FOUR hours in a car is a long time to contemplate things. As the daylight fades, there’s less sightseeing to be done and more passing the time delving into your inner sanctum thinking about what was witnessed during the afternoon.

More often than not when returning from an away game there is time to ponder where it’s all gone wrong this week. Had we not taken our chances? Was the midfield overrun? Were defensive mistakes our downfall? There is usually a negative to focus on as to why three points are not accompanying us back up the motorway. Saturday was no different with the exception that we had more time than any other game to digest the shambles which had unfolded before our eyes.

What happened at Edgar Street, Hereford was the story of our season. Yet again, a game unravelled before our eyes having been in a relative position of strength. Yet again, a lead was squandered. Yet again, a two-goal lead was squandered. Yet again, at the end of a game there were Darlo players on the pitch looking shell-shocked at what had happened almost as if this was an exception rather than the norm.

In a season of few highs and many lows, it almost felt impossible to lower the bar following the defeat to Nuneaton at home back in November, and yet Saturday’s defeat took low to a whole new level. I’d like to say the only way is up after such an abysmal loss, but I don’t think even the most ardently optimistic fan could make such a statement, yet alone support it with any confidence.

At half time, things looked pretty rosy. Bearing in mind Hereford were arguably the worst side to visit Blackwell Meadows since last season’s dreadful North Ferriby side, the first 45 minutes provided no real evidence to suggest they had significantly improved. In a pretty open first half, yes, they’d had possession and chances but we’d clinically opened up a two-goal lead by the break. We looked solid, pressed well and justified our lead. There was little in the opening 45 minutes to hint at what was going to happen in the second half.

On numerous occasions this season, our worst enemy has been the half-time break. Goodness knows what happens in the dressing room during those 15 minutes. On the nine occasions we have held a two-goal lead, we have failed to win four times now. On two of those occasions, we took the two-goal lead in to the break only to see it evaporate in the second half.

To throw away one two-goal lead is sloppy, but tolerable over a season. Two is annoying but it is a long season. Three and four is simply unacceptable. It becomes symptomatic of a more fundamental problem which needs rectifying. Peaking early is clearly an issue. We have scored the first goal of the game on 16 occasions this season only to convert those advantages in to seven wins. It’s simply not good enough.

With the defensive line in front of me during the second half, it got me thinking about how we are trying to set up and, to be brutally honest, at times we look a right shambles. Two things in particular stood out. Firstly, I couldn’t determine whether we were playing a three-man defence or a flat back four. Terry Galbraith (to his credit!) was having to cover so much territory it was hard to ascertain whether he was the left-hand centre back or left-back. It was simply too much ground for one man to cover behind the left wing back.
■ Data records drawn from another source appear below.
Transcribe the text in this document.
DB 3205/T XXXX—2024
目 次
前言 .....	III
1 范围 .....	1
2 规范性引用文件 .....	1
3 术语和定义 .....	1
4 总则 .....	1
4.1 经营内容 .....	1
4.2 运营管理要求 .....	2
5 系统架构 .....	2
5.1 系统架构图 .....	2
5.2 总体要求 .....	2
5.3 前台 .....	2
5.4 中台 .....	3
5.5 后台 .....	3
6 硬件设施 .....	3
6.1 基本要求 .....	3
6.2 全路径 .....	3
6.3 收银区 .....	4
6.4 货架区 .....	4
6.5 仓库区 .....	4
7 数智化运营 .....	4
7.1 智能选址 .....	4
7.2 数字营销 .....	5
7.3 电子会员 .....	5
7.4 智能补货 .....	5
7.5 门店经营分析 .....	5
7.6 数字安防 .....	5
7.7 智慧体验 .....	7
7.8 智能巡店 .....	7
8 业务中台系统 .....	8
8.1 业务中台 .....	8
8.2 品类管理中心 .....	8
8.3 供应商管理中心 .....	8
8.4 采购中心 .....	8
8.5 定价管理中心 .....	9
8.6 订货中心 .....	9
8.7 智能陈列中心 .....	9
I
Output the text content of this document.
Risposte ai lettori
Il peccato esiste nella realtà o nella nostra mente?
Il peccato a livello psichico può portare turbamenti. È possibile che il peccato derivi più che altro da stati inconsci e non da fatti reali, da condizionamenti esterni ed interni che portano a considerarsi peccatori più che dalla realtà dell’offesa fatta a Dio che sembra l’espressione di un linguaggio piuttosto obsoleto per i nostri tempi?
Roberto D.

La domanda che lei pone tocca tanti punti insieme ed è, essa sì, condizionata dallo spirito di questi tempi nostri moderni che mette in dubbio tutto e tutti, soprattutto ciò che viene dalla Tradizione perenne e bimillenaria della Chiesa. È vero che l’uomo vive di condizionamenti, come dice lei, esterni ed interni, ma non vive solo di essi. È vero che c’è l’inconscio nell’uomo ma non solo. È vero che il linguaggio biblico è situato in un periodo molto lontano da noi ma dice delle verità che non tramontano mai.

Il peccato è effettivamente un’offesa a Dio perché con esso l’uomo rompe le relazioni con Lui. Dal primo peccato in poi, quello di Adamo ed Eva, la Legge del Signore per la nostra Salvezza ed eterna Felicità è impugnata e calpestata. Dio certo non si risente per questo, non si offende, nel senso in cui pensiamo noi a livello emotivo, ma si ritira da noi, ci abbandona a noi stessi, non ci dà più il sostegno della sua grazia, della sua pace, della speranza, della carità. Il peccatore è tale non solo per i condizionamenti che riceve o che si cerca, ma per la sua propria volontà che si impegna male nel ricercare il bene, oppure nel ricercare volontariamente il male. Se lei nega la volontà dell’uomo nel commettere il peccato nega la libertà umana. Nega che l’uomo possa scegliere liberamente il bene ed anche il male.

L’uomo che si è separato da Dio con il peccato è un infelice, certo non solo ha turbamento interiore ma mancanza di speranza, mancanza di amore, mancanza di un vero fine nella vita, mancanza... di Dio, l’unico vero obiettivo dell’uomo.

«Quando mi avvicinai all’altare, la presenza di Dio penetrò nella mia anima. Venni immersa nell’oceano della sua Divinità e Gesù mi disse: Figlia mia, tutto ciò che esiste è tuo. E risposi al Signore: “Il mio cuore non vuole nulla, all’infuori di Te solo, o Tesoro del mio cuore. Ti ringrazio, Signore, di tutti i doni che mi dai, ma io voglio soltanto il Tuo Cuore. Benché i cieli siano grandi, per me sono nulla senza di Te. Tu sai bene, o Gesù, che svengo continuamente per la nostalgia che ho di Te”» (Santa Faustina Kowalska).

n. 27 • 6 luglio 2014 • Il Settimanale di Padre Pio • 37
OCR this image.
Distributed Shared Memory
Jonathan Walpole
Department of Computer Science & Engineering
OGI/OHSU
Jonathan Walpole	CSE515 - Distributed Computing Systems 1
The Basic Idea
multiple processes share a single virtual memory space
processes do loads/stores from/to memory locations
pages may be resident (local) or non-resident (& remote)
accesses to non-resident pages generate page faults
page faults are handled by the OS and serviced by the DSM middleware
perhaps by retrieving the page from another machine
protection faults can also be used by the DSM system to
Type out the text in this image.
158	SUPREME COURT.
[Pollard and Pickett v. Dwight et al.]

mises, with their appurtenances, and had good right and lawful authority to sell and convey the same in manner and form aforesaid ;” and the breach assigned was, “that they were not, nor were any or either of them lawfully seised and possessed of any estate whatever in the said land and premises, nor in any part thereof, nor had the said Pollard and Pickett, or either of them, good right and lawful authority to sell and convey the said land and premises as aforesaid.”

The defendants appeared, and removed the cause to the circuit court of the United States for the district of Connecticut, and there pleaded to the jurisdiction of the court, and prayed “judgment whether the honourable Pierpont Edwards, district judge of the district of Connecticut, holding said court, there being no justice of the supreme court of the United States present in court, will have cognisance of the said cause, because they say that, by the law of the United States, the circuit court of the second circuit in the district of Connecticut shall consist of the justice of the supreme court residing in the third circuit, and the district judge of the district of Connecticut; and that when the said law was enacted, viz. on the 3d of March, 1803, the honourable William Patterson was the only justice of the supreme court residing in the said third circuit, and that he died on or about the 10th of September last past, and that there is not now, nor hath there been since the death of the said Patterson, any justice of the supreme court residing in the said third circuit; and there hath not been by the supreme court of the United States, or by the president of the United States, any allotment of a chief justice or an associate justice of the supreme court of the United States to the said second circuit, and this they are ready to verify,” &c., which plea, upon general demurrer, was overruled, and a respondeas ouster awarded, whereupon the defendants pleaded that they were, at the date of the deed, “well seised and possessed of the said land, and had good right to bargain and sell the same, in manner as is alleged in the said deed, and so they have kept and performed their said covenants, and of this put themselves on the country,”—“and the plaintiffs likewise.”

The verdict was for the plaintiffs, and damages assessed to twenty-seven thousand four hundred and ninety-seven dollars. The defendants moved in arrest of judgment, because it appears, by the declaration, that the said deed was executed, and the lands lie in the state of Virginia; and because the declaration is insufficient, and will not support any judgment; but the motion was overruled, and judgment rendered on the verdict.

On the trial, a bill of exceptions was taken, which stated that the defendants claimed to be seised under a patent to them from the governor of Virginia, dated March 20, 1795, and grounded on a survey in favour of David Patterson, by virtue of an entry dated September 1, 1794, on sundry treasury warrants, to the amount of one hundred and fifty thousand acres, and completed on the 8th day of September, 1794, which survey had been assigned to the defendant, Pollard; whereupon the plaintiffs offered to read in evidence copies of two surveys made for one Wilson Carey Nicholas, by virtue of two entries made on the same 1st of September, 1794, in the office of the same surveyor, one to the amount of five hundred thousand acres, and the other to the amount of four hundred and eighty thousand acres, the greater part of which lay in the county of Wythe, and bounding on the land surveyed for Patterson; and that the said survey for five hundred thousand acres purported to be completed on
Secondly, with play well ensconced in our half, midfielder Tom Elliott was having to defend over by our right-hand corner flag in what would be the right back position while our right wing back was trotting back with little urgency about 20 yards further up the pitch. Again, this is too much ground to expect one of only two central midfielders to cover.

I’ve never hidden my dislike for a three-man defence but from watching us struggle in the second half against a side like Hereford, tactically it feels like we are our own worst enemies. In a season where conceding goals has been our Achilles heel – only four teams have conceded more – it seems like Tommy’s tactical approach is to try and be as expansive as possible.

The problem is, when poor sides try to be as expansive as a Manchester City, they are going to get beat. Frequently. With a seven-point gap to the drop zone and eight games to go, realistically, we should be safe. Sadly, I am at a point now where my faith in us being able to determine our own survival has pretty much ebbed away.

If we do survive, it will be because there are three worse teams than us. That’s not how we intended this season to pan out but it is our reality. To simply keep making the same mistakes week in week out is not sustainable. Something needs to change and it needs to be sooner rather than later.